Overall. It means that the processing tool still needs some tweaking regarding the embedding technique and clustering parameters before deploying it.
Effectiveness of the Projector
Even though it is a preliminary experiment. We run the projector on a rather small sample set from September 25th to September 29th, with September 29th as the target date to be mapped.
Overall, we used 7882 samples of old data and 1407 samples of new data. From those new points, we had 471 of them assigned to a cluster, from which 409 of them were assigned to clusters that contained old points, meaning a repeated phishing kit deployment. While we still need some tweaking on the clustering algorithm to cluster all new samples into a cluster, we identified that 86% of the phishing URLs discovered in a day were not new, but redeployment of an already known phishing kit.
Next Steps
Another experiment we would like to make is regarding progressive log files. This means understanding how the sample is located in the projection space while it is still loading. This is an experiment we still have to implement to see the results but would allow us to implement an instrumented version of Chromium that uses this approach as a blacklist for known phishing kits.

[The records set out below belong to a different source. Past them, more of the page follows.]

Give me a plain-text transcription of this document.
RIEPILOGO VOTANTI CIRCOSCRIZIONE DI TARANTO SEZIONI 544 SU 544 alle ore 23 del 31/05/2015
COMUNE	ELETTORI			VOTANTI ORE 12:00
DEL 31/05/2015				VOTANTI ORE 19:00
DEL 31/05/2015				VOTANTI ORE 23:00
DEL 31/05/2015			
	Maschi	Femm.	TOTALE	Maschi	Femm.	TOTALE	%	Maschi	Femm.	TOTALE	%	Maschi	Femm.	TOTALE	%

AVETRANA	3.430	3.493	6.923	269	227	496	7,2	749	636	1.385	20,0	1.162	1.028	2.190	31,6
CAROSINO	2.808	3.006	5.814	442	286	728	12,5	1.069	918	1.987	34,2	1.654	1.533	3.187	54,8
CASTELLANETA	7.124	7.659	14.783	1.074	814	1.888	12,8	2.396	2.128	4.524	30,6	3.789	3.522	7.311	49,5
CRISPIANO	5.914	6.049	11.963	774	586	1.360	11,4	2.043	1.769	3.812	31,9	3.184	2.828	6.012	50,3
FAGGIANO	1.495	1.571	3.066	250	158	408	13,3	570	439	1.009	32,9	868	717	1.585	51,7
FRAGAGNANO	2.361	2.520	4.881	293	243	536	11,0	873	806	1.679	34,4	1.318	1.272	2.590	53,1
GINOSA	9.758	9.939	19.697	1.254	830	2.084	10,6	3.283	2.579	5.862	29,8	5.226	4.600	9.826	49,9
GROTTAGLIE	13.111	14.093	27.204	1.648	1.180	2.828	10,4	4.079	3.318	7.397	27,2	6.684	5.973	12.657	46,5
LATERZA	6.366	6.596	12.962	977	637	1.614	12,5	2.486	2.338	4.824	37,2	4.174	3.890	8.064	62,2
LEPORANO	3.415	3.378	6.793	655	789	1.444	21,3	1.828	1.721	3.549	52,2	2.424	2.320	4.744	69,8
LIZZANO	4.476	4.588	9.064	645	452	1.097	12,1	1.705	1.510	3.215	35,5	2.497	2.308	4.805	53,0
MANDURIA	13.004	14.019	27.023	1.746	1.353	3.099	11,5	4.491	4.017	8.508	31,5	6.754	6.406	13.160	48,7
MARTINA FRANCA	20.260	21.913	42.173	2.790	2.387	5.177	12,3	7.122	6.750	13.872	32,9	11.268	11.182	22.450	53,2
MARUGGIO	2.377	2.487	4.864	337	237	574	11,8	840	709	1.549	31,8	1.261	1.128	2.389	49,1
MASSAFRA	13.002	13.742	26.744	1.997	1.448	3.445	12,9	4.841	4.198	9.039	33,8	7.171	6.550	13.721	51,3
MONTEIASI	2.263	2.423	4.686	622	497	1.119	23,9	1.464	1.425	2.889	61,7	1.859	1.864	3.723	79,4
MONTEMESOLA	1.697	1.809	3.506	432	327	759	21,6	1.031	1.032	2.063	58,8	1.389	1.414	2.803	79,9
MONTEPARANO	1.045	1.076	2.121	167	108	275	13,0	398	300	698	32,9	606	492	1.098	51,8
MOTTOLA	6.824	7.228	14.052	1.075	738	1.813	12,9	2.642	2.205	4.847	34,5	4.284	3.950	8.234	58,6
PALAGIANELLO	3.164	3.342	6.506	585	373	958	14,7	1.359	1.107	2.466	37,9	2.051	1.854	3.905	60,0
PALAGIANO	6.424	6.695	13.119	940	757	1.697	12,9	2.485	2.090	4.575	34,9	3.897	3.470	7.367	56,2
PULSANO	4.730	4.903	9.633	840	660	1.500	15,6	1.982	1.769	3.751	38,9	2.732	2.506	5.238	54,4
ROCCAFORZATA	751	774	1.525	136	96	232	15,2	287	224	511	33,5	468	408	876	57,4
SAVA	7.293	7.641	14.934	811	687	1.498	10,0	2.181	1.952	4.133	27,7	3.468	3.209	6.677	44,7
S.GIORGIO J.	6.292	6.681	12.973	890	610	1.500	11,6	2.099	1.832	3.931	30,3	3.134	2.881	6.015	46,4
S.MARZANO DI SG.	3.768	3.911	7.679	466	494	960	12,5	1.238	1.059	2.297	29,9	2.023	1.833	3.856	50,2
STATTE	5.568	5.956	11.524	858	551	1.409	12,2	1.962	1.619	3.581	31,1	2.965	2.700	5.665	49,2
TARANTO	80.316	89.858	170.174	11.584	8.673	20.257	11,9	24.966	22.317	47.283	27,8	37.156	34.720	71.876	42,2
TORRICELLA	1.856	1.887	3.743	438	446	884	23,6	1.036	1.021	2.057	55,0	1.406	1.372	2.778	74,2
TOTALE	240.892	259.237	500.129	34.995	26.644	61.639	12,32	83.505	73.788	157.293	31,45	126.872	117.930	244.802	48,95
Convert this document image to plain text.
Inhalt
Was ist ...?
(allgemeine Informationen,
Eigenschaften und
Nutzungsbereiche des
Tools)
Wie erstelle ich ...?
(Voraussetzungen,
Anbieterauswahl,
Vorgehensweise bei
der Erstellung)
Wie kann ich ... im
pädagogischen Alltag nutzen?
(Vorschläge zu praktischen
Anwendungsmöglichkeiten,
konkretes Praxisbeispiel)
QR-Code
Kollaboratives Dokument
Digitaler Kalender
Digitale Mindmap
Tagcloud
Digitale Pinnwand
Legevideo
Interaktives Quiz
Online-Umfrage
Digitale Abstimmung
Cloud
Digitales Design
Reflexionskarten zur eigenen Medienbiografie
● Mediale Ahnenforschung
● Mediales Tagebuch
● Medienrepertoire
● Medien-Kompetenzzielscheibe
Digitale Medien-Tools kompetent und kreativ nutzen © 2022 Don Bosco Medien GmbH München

We still have a crawler that is constantly obtaining new samples which will give us insight on the distribution of phishing kits through time. However, it is something that will have to leave it running for a while before we have any conclusions about it.
Besides, we are also considering using the dynamic behavior of phishing kits to create a classification tool that will differentiate benign and malicious websites based on that behavior.